Cette facilité, même si les salamandres semblent s'adapter et s'améliorer au fil des rencontres (et là, le moyen utilisé est plutôt futé), laisse donc aux astronautes du temps (trop) pour penser, s'interroger sur leurs motivations pour s'engager, comprendre leur rôle véritable dans cette mission. Au fil du roman, Barry met donc son lecteur dans la tête de ses personnages pour des flashbacks bio et des séances d'introspection ou de rage (suivant de qui il s'agit) car après deux ans dans l'espace commence à se poser la question de l’engagement même.

Puis (sans spoiler), l'équipage a l'occasion de découvrir l'origine de l'infestation salamandre, et peut-être de l'annihiler, au risque, pour la première fois, de sa propre survie (je n'en dis pas plus).

"Providence" n'est pas un roman désagréable à lire. Mais s'il n'indispose jamais vraiment, il gêne régulièrement.

On peut lui reprocher de beaucoup trop rappeler des passages de Starship Troopers (sans doute le plus évident) et d'Alien entre autres, voire de 2001, l'Odyssée de l'espace, on peut aussi le voir comme un hommage rendu à des classiques du genre.

On peut s'interroger avec Barry et ses personnages sur ce que les IA laissent aux humains, sur la black box des algorithmes et sur le contrôle que l'humanité perd, tant sur la décision que sur son processus même. Mais Barry ne se positionne jamais clairement sur le sujet et envoie des messages contradictoires sur la question. L'IA est-elle ou pas notre alliée ? A-t-elle seulement conscience de l'existence de l'équipage ? Le « Goodbye » de la fin ne suffit pas vraiment à trancher la question que Barry a ouverte.

On peut adhérer à ses réflexions sur la guerre défensive qui devient une guerre d’annihilation, sur la guerre sans fin, sur la complexe militaro-industriel, ou sur la publicité faite à la guerre par le biais d'un équipage casté pour générer la sympathie du public et ainsi l'inciter à soutenir l'effort de guerre.

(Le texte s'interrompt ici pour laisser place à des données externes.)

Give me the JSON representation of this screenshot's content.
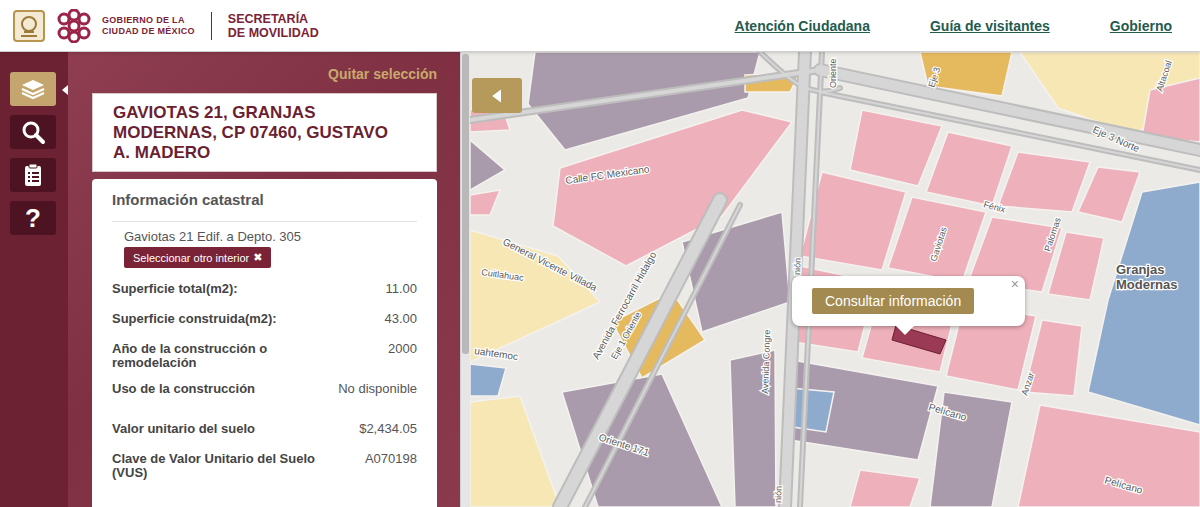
{
  "header": {
    "gob_line1": "GOBIERNO DE LA",
    "gob_line2": "CIUDAD DE MÉXICO",
    "sec_line1": "SECRETARÍA",
    "sec_line2": "DE MOVILIDAD",
    "nav": [
      "Atención Ciudadana",
      "Guía de visitantes",
      "Gobierno"
    ]
  },
  "toolbar": [
    {
      "kind": "layers",
      "selected": true
    },
    {
      "kind": "search",
      "selected": false
    },
    {
      "kind": "clipboard",
      "selected": false
    },
    {
      "kind": "help",
      "glyph": "?",
      "selected": false
    }
  ],
  "panel": {
    "clear": "Quitar selección",
    "address": "GAVIOTAS 21, GRANJAS MODERNAS, CP 07460, GUSTAVO A. MADERO",
    "section_title": "Información catastral",
    "interior": "Gaviotas 21 Edif. a Depto. 305",
    "button": "Seleccionar otro interior",
    "button_icon": "✖",
    "rows": [
      {
        "label": "Superficie total(m2):",
        "value": "11.00"
      },
      {
        "label": "Superficie construida(m2):",
        "value": "43.00"
      },
      {
        "label": "Año de la construcción o remodelación",
        "value": "2000"
      },
      {
        "label": "Uso de la construcción",
        "value": "No disponible"
      },
      {
        "label": "Valor unitario del suelo",
        "value": "$2,434.05"
      },
      {
        "label": "Clave de Valor Unitario del Suelo (VUS)",
        "value": "A070198"
      }
    ]
  },
  "map": {
    "popup": {
      "button": "Consultar información",
      "close": "×"
    },
    "labels": [
      "Oriente",
      "Eje 3",
      "Eje 3 Norte",
      "Altacoal",
      "Calle FC Mexicano",
      "General Vicente Villada",
      "Cuitlahuac",
      "uahtemoc",
      "Avenida Ferrocarril Hidalgo",
      "Eje 1 Oriente",
      "nión",
      "Avenida Congre",
      "nión",
      "Fénix",
      "Gaviotas",
      "Palomas",
      "Granjas",
      "Modernas",
      "Pelícano",
      "Pelícano",
      "Anzar",
      "Oriente 171"
    ]
  }
}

Mais comme Barry aborde trop de sujets en trop peu de pages, il survole un peu tout et ne laisse entendre rien de bien élaboré au-delà de quelques banalités sur les sujets que je viens de citer.

On peut trembler quand la question devient celle de la survie même, mais on n'a pas développé assez d'empathie pour des personnages qui manque de fond véritable au-delà des anecdotes censées expliquer leur cheminement pour être vraiment stressé.

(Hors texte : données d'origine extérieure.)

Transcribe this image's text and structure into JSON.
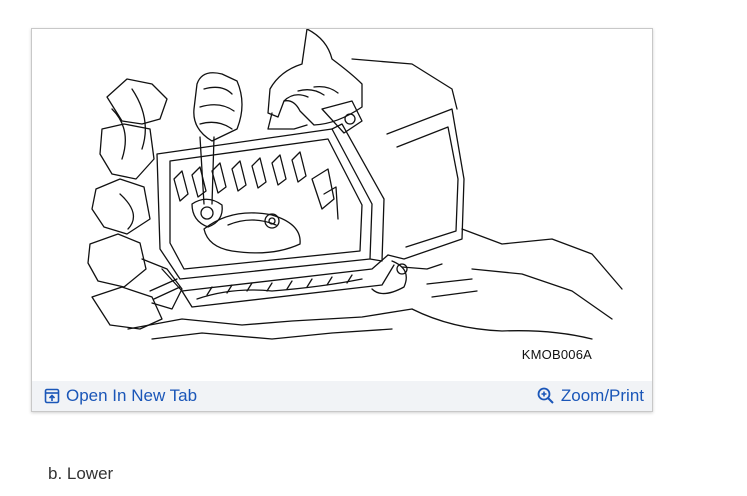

On peut apprécier la tentative de contact entre Gilly et une salamandre mais trouver que la vitesse à laquelle les deux trouvent un système de communication est parfaitement absurde.

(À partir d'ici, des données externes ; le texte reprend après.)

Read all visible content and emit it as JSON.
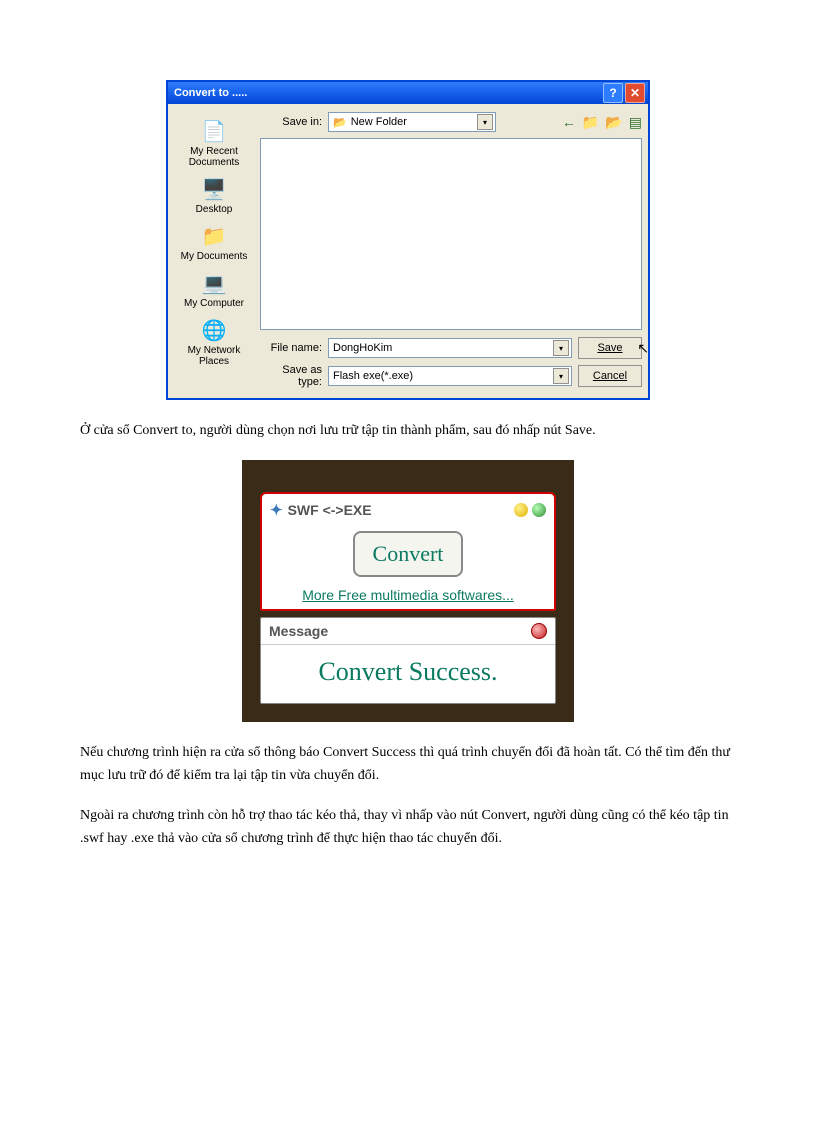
{
  "save_dialog": {
    "title": "Convert to .....",
    "save_in_label": "Save in:",
    "save_in_value": "New Folder",
    "places": [
      {
        "label": "My Recent Documents",
        "icon": "📄"
      },
      {
        "label": "Desktop",
        "icon": "🖥️"
      },
      {
        "label": "My Documents",
        "icon": "📁"
      },
      {
        "label": "My Computer",
        "icon": "💻"
      },
      {
        "label": "My Network Places",
        "icon": "🌐"
      }
    ],
    "file_name_label": "File name:",
    "file_name_value": "DongHoKim",
    "save_as_type_label": "Save as type:",
    "save_as_type_value": "Flash exe(*.exe)",
    "save_btn": "Save",
    "cancel_btn": "Cancel"
  },
  "para1": "Ở cửa sổ Convert to, người dùng chọn nơi lưu trữ tập tin thành phẩm, sau đó nhấp nút Save.",
  "swf_panel": {
    "title": "SWF <->EXE",
    "convert_btn": "Convert",
    "more_link": "More Free multimedia softwares..."
  },
  "message_panel": {
    "title": "Message",
    "body": "Convert Success."
  },
  "para2": "Nếu chương trình hiện ra cửa sổ thông báo Convert Success thì quá trình chuyển đổi đã hoàn tất. Có thể tìm đến thư mục lưu trữ đó để kiểm tra lại tập tin vừa chuyển đổi.",
  "para3": "Ngoài ra chương trình còn hỗ trợ thao tác kéo thả, thay vì nhấp vào nút Convert, người dùng cũng có thể kéo tập tin .swf hay .exe thả vào cửa sổ chương trình để thực hiện thao tác chuyển đổi."
}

On peut s'étonner d'une apparente contradiction entre une partie du discours de Barry qui semble critiquer la guerre éternelle au bénéfice de l'industrie et l'approche Gène égoïste à la Dawkins qui semble prévaloir jusqu'à la fin du roman.

On peut regretter surtout que le background soit si étique et l'équipage si peu fourni en vraies personnalités. A quoi ressemble le Terre ? A quoi ressemble le vaisseau même ? Il y a ici une impression de trop peu.
De fait, tout a l'air un peu irréel car Barry n'as pas pu ou voulu se lancer dans un vrai world-building. Et en conséquence il est difficile d'adhérer, de s'immerger, dans une histoire qui ressemble au croisement entre un récit pulp de space-horror sans grand background et une série de pistes de réflexion. Il y manque de la description, il y manque de la chair, il y manque ce qu'on voyait dans Alien – qui n'était guère plus profond – et que Barry, lui, prend trop peu la peine de décrire.

S'il y a une chose bien réussie, c'est la gamification de la guerre, avec scores de hits, compétition à distance avec d’autres vaisseaux, récompenses prévisibles. Mais les énormes armes et leurs déplacements sur la coque même semble vouloir gamifier la guerre aussi pour le lecteur, or ce n'est pas lui qui est pris dans l'excitation des combats.

Alors, "Providence" fait partie de ces romans qu'on peut lire mais qui ne sont en rien indispensables car lui manque soit un style impeccable soit une thématique de réflexion innovante.